Posted by: James Wolfe, Press Attaché
California has been the home to many of the United States’ most famous pop, rock, and rap groups since the 1960s. The state first began to make its mark in country music in the 1950s, when Merle Haggard and Buck Owens popularized the “Bakersfield sound”, which developed as a more roots-based alternative to the slicker “Nashville sound.” It was in the 1960s, however, that California asserted itself worldwide as one of the hubs of rock and roll and popular music. Southern California “surf rock” bands like the Beach Boys became favorites of the Beatles, who in turn (along with the Rolling Stones, the Who and other “British Invasion” bands) inspired many young Californians to pick up guitars. San Francisco was home to hippies and “psychedelic rock,” typified by famous bands and musicians including: Jefferson Airplane, Santana, Janis Joplin and the Grateful Dead (which first became known at Ken Kesey’s “acid tests” and started life as “The Warlocks” – a name they shared with Lou Reed’s band that played Andy Warhol’s New York City events. When they became aware that they shared the name, both changed, Reed’s band becoming the Velvet Underground). These bands combined folk and blues influences with rock and roll to create their signature sounds.

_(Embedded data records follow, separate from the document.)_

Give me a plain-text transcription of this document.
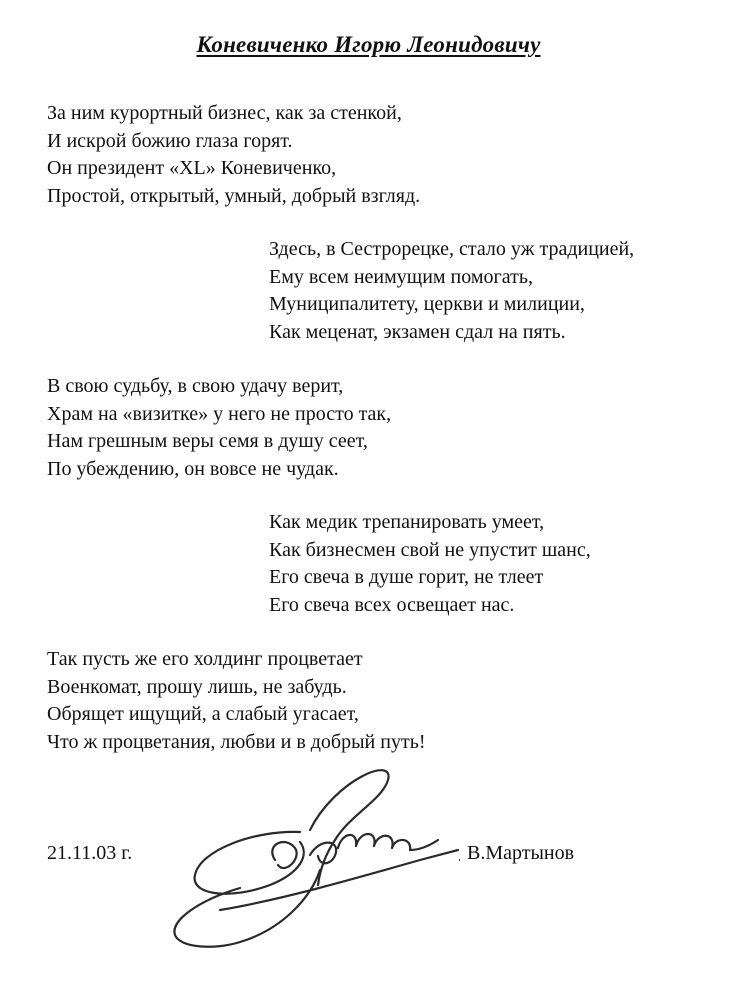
Коневиченко Игорю Леонидовичу
За ним курортный бизнес, как за стенкой,
И искрой божию глаза горят.
Он президент «XL» Коневиченко,
Простой, открытый, умный, добрый взгляд.
Здесь, в Сестрорецке, стало уж традицией,
Ему всем неимущим помогать,
Муниципалитету, церкви и милиции,
Как меценат, экзамен сдал на пять.
В свою судьбу, в свою удачу верит,
Храм на «визитке» у него не просто так,
Нам грешным веры семя в душу сеет,
По убеждению, он вовсе не чудак.
Как медик трепанировать умеет,
Как бизнесмен свой не упустит шанс,
Его свеча в душе горит, не тлеет
Его свеча всех освещает нас.
Так пусть же его холдинг процветает
Военкомат, прошу лишь, не забудь.
Обрящет ищущий, а слабый угасает,
Что ж процветания, любви и в добрый путь!
21.11.03 г.	В.Мартынов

At the same time, Los Angeles was home to another strain of folk and country-based rock featuring bands like The Byrds and Buffalo Springfield (members of which later joined forces to create Crosby, Stills, and Nash – later joined by Neill Young). The more blues-based theatrical The Doors arose from the friendship of UCLA Film School students Jim Morrison and Ray Manzarek. Not to be outdone for theatricality Frank Zappa and the Mothers of Invention combined a bizarre sense of humor with high caliber musicianship. From these roots arose other famous bands throughout the 1960s and 1970s, including Creedence Clearwater Revival, the Eagles, Jackson Browne and many others. By the 1980s and over the following decades, strains of other styles also became associated with California:
• hardcore punk (Black Flag, the Minutemen, Circle Jerks, etc), • heavy metal (Quiet Riot, Mötley Crüe, Poison, Metallica, etc) • rap and hip hop (Ice-T, Ice Cube, N.W.A., Dr. Dre, Tupac Shakur, etc.), and • alternative and indie rock (Red Hot Chili Peppers, Jane’s Addiction, Beck, etc.)